Nach dem Giftgasunglück im Südwesten Chinas haben sich fast 10.000 Menschen mit Vergiftungserscheinungen in Krankenhäuser der Gegend begeben und um Hilfe gebeten. Das Krisenzentrum des Kreises Kaixian, in dem das betroffene Gasförderfeld liegt, berichtete am Freitag, 740 Opfer seien in den zehn Krankenhäusern der Gegend nordöstlich der Metropole Chongqing stationär aufgenommen worden. Mehr als 200 seien bis Freitagmittag wieder entlassen worden. Doch lägen noch 479 Verletzte in den Kliniken. 36 Patienten seien sogar in einem lebensgefährlichen Zustand, berichtete der Sprecher des Zentrums, Xiao Linbing. Die Zahl der Toten wurde nach diesen Informationen mit 191 angegeben.

Tödliche Gaswolke

Aus dem Bohrloch sei "eine hohe Konzentration von Gas und Schwefelwasserstoff ausgetreten", berichtete die amtliche Nachrichtenagentur Xinhua. Das nach faulen Eiern riechende Gasgemisch, das beim Einatmen tödlich wirkte, zog über die nähere Umgebung. Um das Gas zu vernichten, wurde das Bohrloch am Mittwoch aus einiger Entfernung in Brand gesetzt, berichtete das Amt für Werksschutz in Chongqing. Von einem Flammenmeer stiegen massive schwarze Rauchwolken in den Himmel auf, die von weit her zu sehen waren, wie Bilder im Staatsfernsehen zeigten.

"Atmen fällt mir immer noch schwer"

Durch das Feuer wurde tödliches Gas verbrannt, doch roch es am Donnerstagabend Ortszeit in der nahe gelegenen Stadt Gaoqiao weiter nach Schwefel. "Das Atmen fällt mir immer noch schwer", berichtete eine Mitarbeiterin der Stadtverwaltung. Bei der Evakuierung wurden mehr als 10.000 Menschen in die entfernt gelegene Gemeinde Tianhe gebracht. Die Behörden verteilten auch Atemmasken. Alle Menschen in einem Umkreis von fünf Kilometern seien in Sicherheit gebracht worden, berichtete die Staatsagentur Xinhua.

Überlebende haben schwere Verätzungen

Die Verletzten wurden auf etwa 10 Hospitäler verteilt, berichtete die Direktion eines Krankenhauses, das 170 Verletzte aufgenommen hatte. Die Verletzten hätten Verätzungen der Haut und schwere Augenentzündungen erlitten. Es gebe nur wenige Atemwegverätzungen. "Es sind nicht so viele, weil die meisten, die die Gase eingeatmet haben, sofort tot waren", wurde geschildert. Es seien nur wenige Arbeiter eingeliefert worden. Die meisten Opfer seien Bauern und andere Bewohner der Gegend um das Gasfeld.

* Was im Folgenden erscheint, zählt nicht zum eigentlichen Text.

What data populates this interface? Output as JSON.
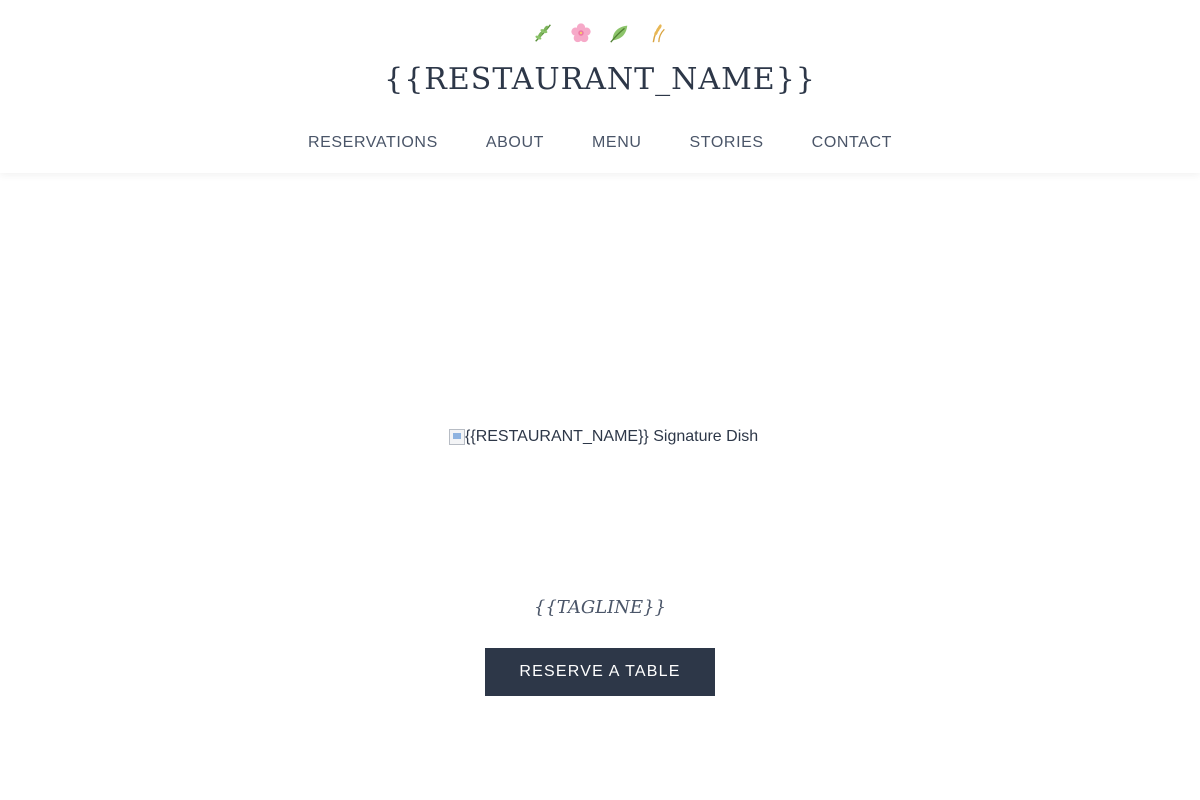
{
  "header": {
    "decor_icons": [
      "herb-icon",
      "cherry-blossom-icon",
      "leaf-icon",
      "wheat-icon"
    ],
    "brand": "{{RESTAURANT_NAME}}",
    "nav": [
      {
        "label": "RESERVATIONS"
      },
      {
        "label": "ABOUT"
      },
      {
        "label": "MENU"
      },
      {
        "label": "STORIES"
      },
      {
        "label": "CONTACT"
      }
    ]
  },
  "hero": {
    "image_alt": "{{RESTAURANT_NAME}} Signature Dish",
    "tagline": "{{TAGLINE}}",
    "cta_label": "RESERVE A TABLE"
  },
  "colors": {
    "primary": "#2d3748",
    "nav_text": "#4a5568",
    "background": "#ffffff"
  }
}
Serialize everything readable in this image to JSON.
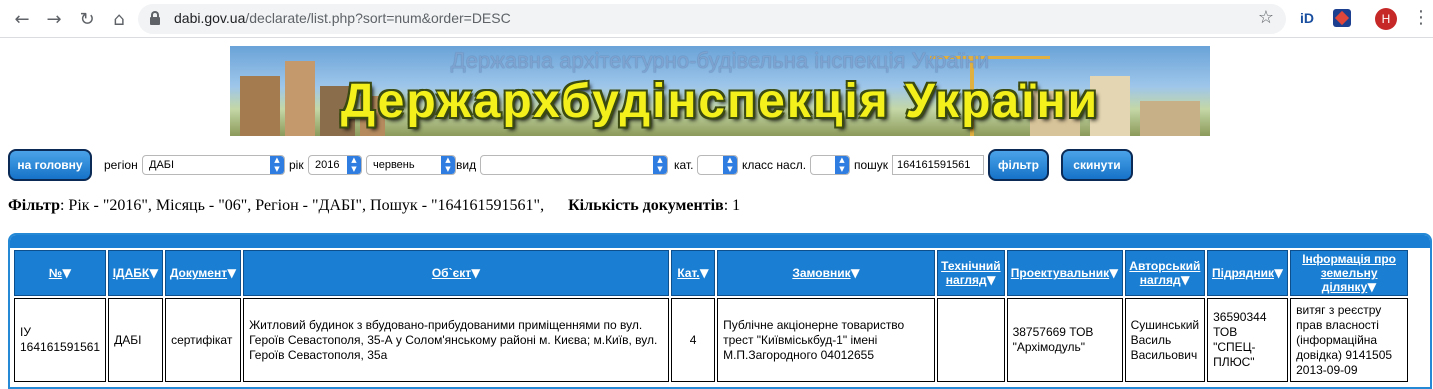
{
  "browser": {
    "url_host": "dabi.gov.ua",
    "url_path": "/declarate/list.php?sort=num&order=DESC",
    "avatar_letter": "H",
    "ext1_label": "iD"
  },
  "banner": {
    "subtitle": "Державна архітектурно-будівельна інспекція України",
    "title": "Держархбудінспекція України"
  },
  "toolbar": {
    "home_button": "на головну",
    "region_label": "регіон",
    "region_value": "ДАБІ",
    "year_label": "рік",
    "year_value": "2016",
    "month_value": "червень",
    "type_label": "вид",
    "type_value": "",
    "cat_label": "кат.",
    "cat_value": "",
    "class_label": "класс насл.",
    "class_value": "",
    "search_label": "пошук",
    "search_value": "164161591561",
    "filter_button": "фільтр",
    "reset_button": "скинути"
  },
  "summary": {
    "filter_label": "Фільтр",
    "filter_text": ": Рік - \"2016\", Місяць - \"06\", Регіон - \"ДАБІ\", Пошук - \"164161591561\",",
    "count_label": "Кількість документів",
    "count_value": ": 1"
  },
  "table": {
    "headers": [
      "№",
      "ІДАБК",
      "Документ",
      "Об`єкт",
      "Кат.",
      "Замовник",
      "Технічний нагляд",
      "Проектувальник",
      "Авторський нагляд",
      "Підрядник",
      "Інформація про земельну ділянку"
    ],
    "row": {
      "num": "ІУ 164161591561",
      "idabk": "ДАБІ",
      "doc": "сертифікат",
      "object": "Житловий будинок з вбудовано-прибудованими приміщеннями по вул. Героїв Севастополя, 35-А у Солом'янському районі м. Києва; м.Київ, вул. Героїв Севастополя, 35а",
      "cat": "4",
      "customer": "Публічне акціонерне товариство трест \"Київміськбуд-1\" імені М.П.Загородного 04012655",
      "tech": "",
      "designer": "38757669 ТОВ \"Архімодуль\"",
      "author": "Сушинський Василь Васильович",
      "contractor": "36590344 ТОВ \"СПЕЦ-ПЛЮС\"",
      "land": "витяг з реєстру прав власності (інформаційна довідка) 9141505 2013-09-09"
    }
  }
}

Freitag soll Bohrloch verschlossen werden

Der Gasausbruch passierte am Dienstagabend, doch war zunächst nur von 8 Toten die Rede gewesen. Dies galt, bis die Staatsagentur plötzlich am Donnerstag dramatisch höhere Opferzahlen nannte. "Es war so giftig, dass niemand in die Nähe des Bohrloches kommen konnte", sagte ein Mitarbeiter des Werksschutzamtes. Da das Gas jetzt brennt, sollte am Freitag versucht werden, das Bohrloch zu schließen. 260 Kubikmeter Erde seien bereitgestellt worden, hieß es. Doch waren sich die Experten nicht sicher, ob der Versuch gelingen kann.

Unglücksort ist schwer begehbar

Vor dem Unglück wurde aus dem 4.000 Meter tiefen Bohrloch täglich eine Million Kubikmeter Gas gefördert. Das Förderfeld, in dem Vorräte von 50 bis 60 Millionen Tonnen vermutet werden, ist bekannt für seine hochkonzentrierten giftigen Gase. Die Bohrarbeiten seien zuvor normal verlaufen, berichtete Xinhua. Nach Angaben eines Verantwortlichen der Ölfirma wird nahe des schwer begehbaren Unglücksortes noch weiter nach Toten und Verletzten gesucht. Die Ursache des Unglücks war noch nicht bekannt, doch stecken mangelnder Werksschutz und schlechte Sicherheitsvorkehrungen hinter vielen solcher Unglücke in China.